According to court documents, Danske Bank defrauded US banks regarding Danske Bank Estonia’s customers and anti-money laundering controls to facilitate access to the US financial system for Danske Bank Estonia’s high-risk customers, who resided outside of Estonia – including in Russia. The Justice Department will credit nearly $850 million in payments that Danske Bank makes to resolve related parallel investigations by other domestic and foreign authorities.

“[Today’s] guilty plea by Danske Bank and two-billion-dollar penalty demonstrate that the Department of Justice will fiercely guard the integrity of the US. financial system from tainted foreign money – Russian or otherwise,” said Deputy Attorney General Lisa O. Monaco. “Whether you are a US or foreign bank, if you use the US financial system, you must comply with our laws. We expect companies to invest in robust compliance programs – including at newly acquired or far-flung subsidiaries – and to step up and own up to misconduct when it occurs. Failure to do so may well be a one-way ticket to a multi-billion-dollar guilty plea.”

“Danske Bank lied to US banks about its deficient anti-money laundering systems, inadequate transaction monitoring capabilities, and its high-risk, offshore customer base in order to gain unlawful access to the US financial system,” said Assistant Attorney General Kenneth A. Polite, Jr. of the Justice Department’s Criminal Division. “[Today], Danske Bank accepted responsibility for defrauding US financial institutions and funneling billions of dollars in suspicious and criminal transactions through the United States.

“As part of its guilty plea, Danske Bank will forfeit over $2 billion and implement significant changes to its compliance program and AML controls. This coordinated resolution with the Securities and Exchange Commission (SEC) and Danish authorities sends a clear message that the Department of Justice stands ready to work with our partners around the world to investigate corporate wrongdoing and hold bad actors accountable for their criminal conduct.”

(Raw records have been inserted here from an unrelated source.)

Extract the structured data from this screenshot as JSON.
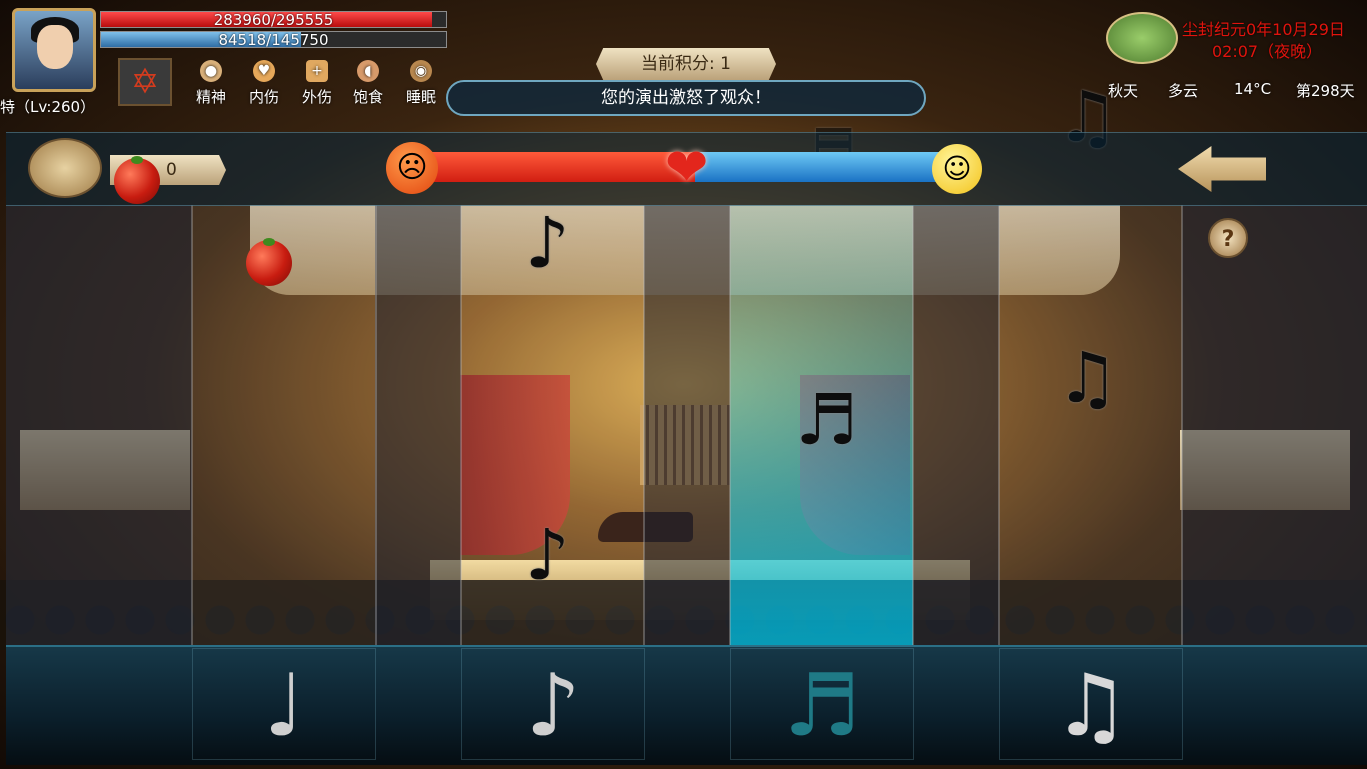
{
  "player": {
    "hp_text": "283960/295555",
    "hp_fraction": 0.96,
    "mp_text": "84518/145750",
    "mp_fraction": 0.58,
    "level_text": "特（Lv:260）"
  },
  "stats": [
    {
      "icon": "brain-icon",
      "label": "精神"
    },
    {
      "icon": "heart-icon",
      "label": "内伤"
    },
    {
      "icon": "medkit-icon",
      "label": "外伤"
    },
    {
      "icon": "stomach-icon",
      "label": "饱食"
    },
    {
      "icon": "sleep-icon",
      "label": "睡眠"
    }
  ],
  "score": {
    "label": "当前积分: 1"
  },
  "message": "您的演出激怒了观众！",
  "datetime": {
    "date": "尘封纪元0年10月29日",
    "time": "02:07（夜晚）"
  },
  "weather": {
    "season": "秋天",
    "sky": "多云",
    "temp": "14°C",
    "day": "第298天"
  },
  "tomatoes": {
    "count": "0"
  },
  "mood": {
    "fraction": 0.52,
    "colors": {
      "angry": "#d11e12",
      "happy": "#1a72c4"
    }
  },
  "help_label": "?",
  "icons": {
    "quarter": "♩",
    "eighth": "♪",
    "beamed": "♫",
    "sixteenth": "♬"
  }
}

“For years, Danske Bank lied and deceived US. banks to pump billions of dollars of suspicious and criminal funds through the US financial system,” said US Attorney Damian Williams for the Southern District of New York. “In doing so, Danske Bank, the largest bank in Denmark, deliberately disregarded US law of which it is well aware, facilitated the laundering of criminal and suspicious proceeds through the United States, and placed the US financial network at risk, all in the name of its bottom line.

“The bank is now being held to account. For its years-long criminal conduct, today Danske Bank pleaded guilty to conspiring to commit bank fraud, will forfeit over $2 billion, and will implement and maintain a revamped compliance program and AML controls. Banks and other financial institutions around the world should heed this message: If you want to use the US financial system, you must play by the rules. If you don’t, we will hold you accountable.”

“Danske Bank’s guilty plea for defrauding US banks should serve as a stark warning to others that we will uncover the truth and deliver accountability,” said FBI Deputy Director Paul Abbate. “The FBI, working with international partners, will vigorously investigate any institution, wherever based, which is engaged in manipulating US financial systems to enable money laundering. The FBI remains committed to safeguarding our national and economic security from threats which could cause harm to American institutions.”

According to admissions and court documents, between 2008 and 2016, Danske Bank offered banking services through its branch in Estonia, Danske Bank Estonia. Danske Bank Estonia had a lucrative business line serving non-resident customers known as the NRP.

Danske Bank Estonia attracted NRP customers by ensuring that they could transfer large amounts of money through Danske Bank Estonia with little, if any, oversight. Danske Bank Estonia employees conspired with NRP customers to shield the true nature of their transactions, including by using shell companies that obscured actual ownership of the funds. Access to the U.S. financial system via the US banks was critical to Danske Bank and its NRP customers, who relied on access to US banks to process US dollar transactions. Danske Bank Estonia processed $160 billion through US banks on behalf of the NRP.